Бывший начальник артиллерии итальянской армии прибыл в Париж 9 прериаля; народное восстание было накануне подавлено, и волны торжествующей реакции смывали теперь всех хоть сколько-нибудь причастных к движению, грозившему ниспровергнуть строй. В их числе оказался и депутат Конвента Рикор; он был арестован вскоре после подавления восстания. Карта, на которую больше всего надеялся Бонапарт, оказалась битой.

Бонапарту оставалось идти прямым официальным путем. Он явился в военный отдел Комитета общественного спасения. С апреля 1795 года его возглавлял депутат Конвента Франсуа Обри.

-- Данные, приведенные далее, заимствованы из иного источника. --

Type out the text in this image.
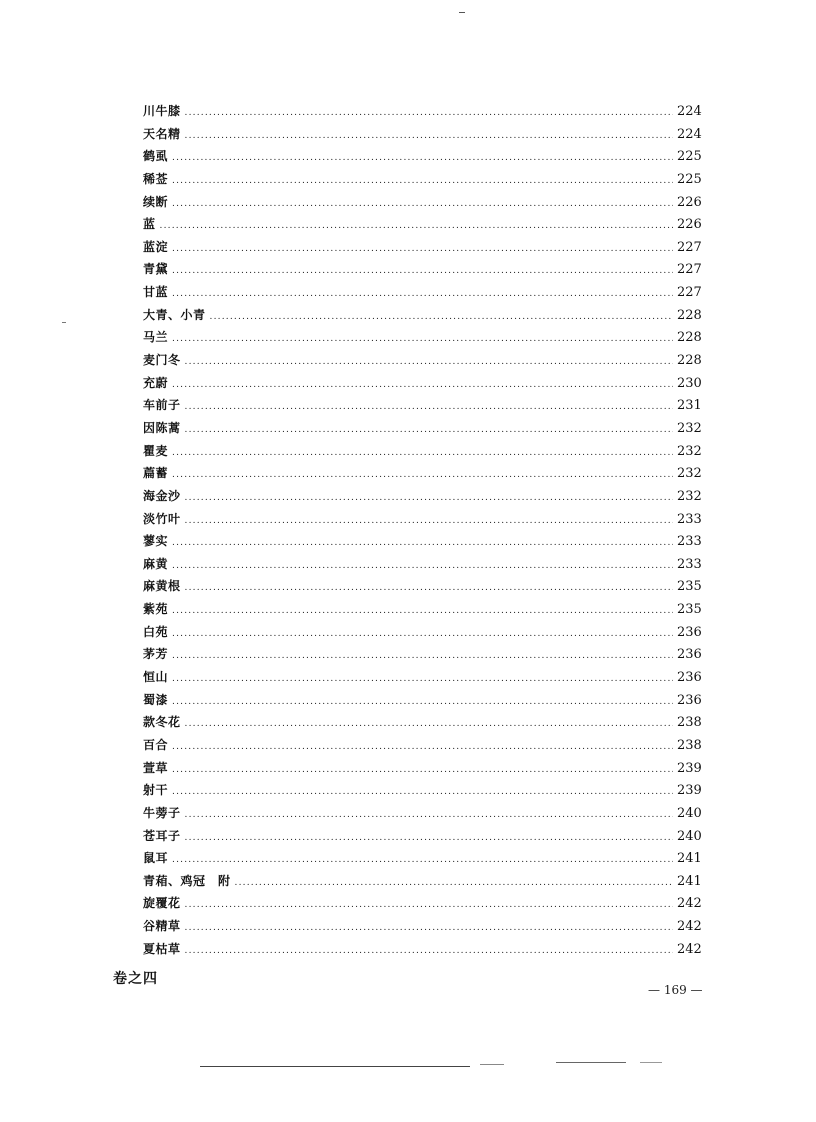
川牛膝 .....	224
天名精 .....	224
鹤虱 .....	225
稀莶 .....	225
续断 .....	226
蓝 .....	226
蓝淀 .....	227
青黛 .....	227
甘蓝 .....	227
大青、小青 .....	228
马兰 .....	228
麦门冬 .....	228
充蔚 .....	230
车前子 .....	231
因陈蒿 .....	232
瞿麦 .....	232
萹蓄 .....	232
海金沙 .....	232
淡竹叶 .....	233
蓼实 .....	233
麻黄 .....	233
麻黄根 .....	235
紫苑 .....	235
白苑 .....	236
茅芳 .....	236
恒山 .....	236
蜀漆 .....	236
款冬花 .....	238
百合 .....	238
萱草 .....	239
射干 .....	239
牛蒡子 .....	240
苍耳子 .....	240
鼠耳 .....	241
青葙、鸡冠　附 .....	241
旋覆花 .....	242
谷精草 .....	242
夏枯草 .....	242
卷之四
— 169 —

Имя Обри вряд ли было знакомо Бонапарту. Человек, в чьих руках весной 1795 года оказались командные кадры французской армии, не принадлежал к числу прославленных полководцев, хотя и был профессиональным военным. Он был почти в два раза старше Бонапарта, получил звание старшего лейтенанта артиллерии в 1769 году, а форму бригадного генерала, надел всего два года назад. Уже по одному этому бригадный генерал двадцати пяти лет от роду не мог рассчитывать на его сочувствие.

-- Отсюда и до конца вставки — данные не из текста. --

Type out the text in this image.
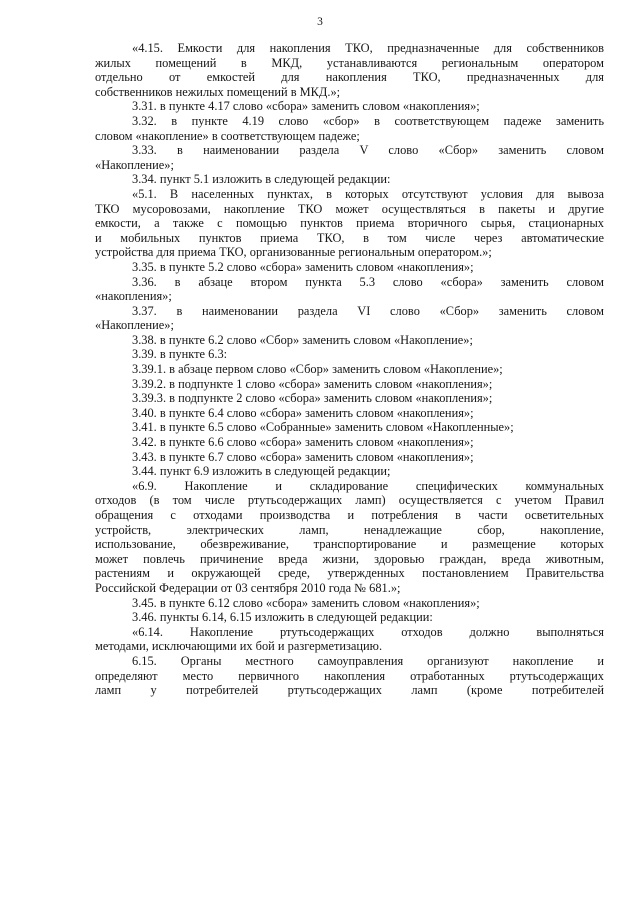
3
«4.15. Емкости для накопления ТКО, предназначенные для собственников
жилых помещений в МКД, устанавливаются региональным оператором
отдельно от емкостей для накопления ТКО, предназначенных для
собственников нежилых помещений в МКД.»;
3.31. в пункте 4.17 слово «сбора» заменить словом «накопления»;
3.32. в пункте 4.19 слово «сбор» в соответствующем падеже заменить
словом «накопление» в соответствующем падеже;
3.33. в наименовании раздела V слово «Сбор» заменить словом
«Накопление»;
3.34. пункт 5.1 изложить в следующей редакции:
«5.1. В населенных пунктах, в которых отсутствуют условия для вывоза
ТКО мусоровозами, накопление ТКО может осуществляться в пакеты и другие
емкости, а также с помощью пунктов приема вторичного сырья, стационарных
и мобильных пунктов приема ТКО, в том числе через автоматические
устройства для приема ТКО, организованные региональным оператором.»;
3.35. в пункте 5.2 слово «сбора» заменить словом «накопления»;
3.36. в абзаце втором пункта 5.3 слово «сбора» заменить словом
«накопления»;
3.37. в наименовании раздела VI слово «Сбор» заменить словом
«Накопление»;
3.38. в пункте 6.2 слово «Сбор» заменить словом «Накопление»;
3.39. в пункте 6.3:
3.39.1. в абзаце первом слово «Сбор» заменить словом «Накопление»;
3.39.2. в подпункте 1 слово «сбора» заменить словом «накопления»;
3.39.3. в подпункте 2 слово «сбора» заменить словом «накопления»;
3.40. в пункте 6.4 слово «сбора» заменить словом «накопления»;
3.41. в пункте 6.5 слово «Собранные» заменить словом «Накопленные»;
3.42. в пункте 6.6 слово «сбора» заменить словом «накопления»;
3.43. в пункте 6.7 слово «сбора» заменить словом «накопления»;
3.44. пункт 6.9 изложить в следующей редакции;
«6.9. Накопление и складирование специфических коммунальных
отходов (в том числе ртутьсодержащих ламп) осуществляется с учетом Правил
обращения с отходами производства и потребления в части осветительных
устройств, электрических ламп, ненадлежащие сбор, накопление,
использование, обезвреживание, транспортирование и размещение которых
может повлечь причинение вреда жизни, здоровью граждан, вреда животным,
растениям и окружающей среде, утвержденных постановлением Правительства
Российской Федерации от 03 сентября 2010 года № 681.»;
3.45. в пункте 6.12 слово «сбора» заменить словом «накопления»;
3.46. пункты 6.14, 6.15 изложить в следующей редакции:
«6.14. Накопление ртутьсодержащих отходов должно выполняться
методами, исключающими их бой и разгерметизацию.
6.15. Органы местного самоуправления организуют накопление и
определяют место первичного накопления отработанных ртутьсодержащих
ламп у потребителей ртутьсодержащих ламп (кроме потребителей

Но главное было не в этом. Хотя Обри и был артиллеристом по образованию и профессии, пороха он не нюхал. Ловкий интриган, он старался держаться ближе к штабам, добиваясь продвижения по службе мышиной возней в кулуарах, а не подвигами на поле брани. Он преуспел в своих замыслах, добившись избрания депутатом Конвента от департамента Гар. В Конвенте и военном комитете, где как профессиональный военный Обри претендовал на руководящую роль, он вернулся к привычному ему искусству интриги. Но, будучи человеком без убеждений и неширокого кругозора, он дважды просчитался: его интриги в военном комитете против Дюбуа-Крансе и в Конвенте против депутатов Горы завершились полным провалом. Последнее – его ставка на жирондистов – обошлось ему дорого. В октябре 1793 года он был арестован и вышел из заключения лишь в декабре 1794 года.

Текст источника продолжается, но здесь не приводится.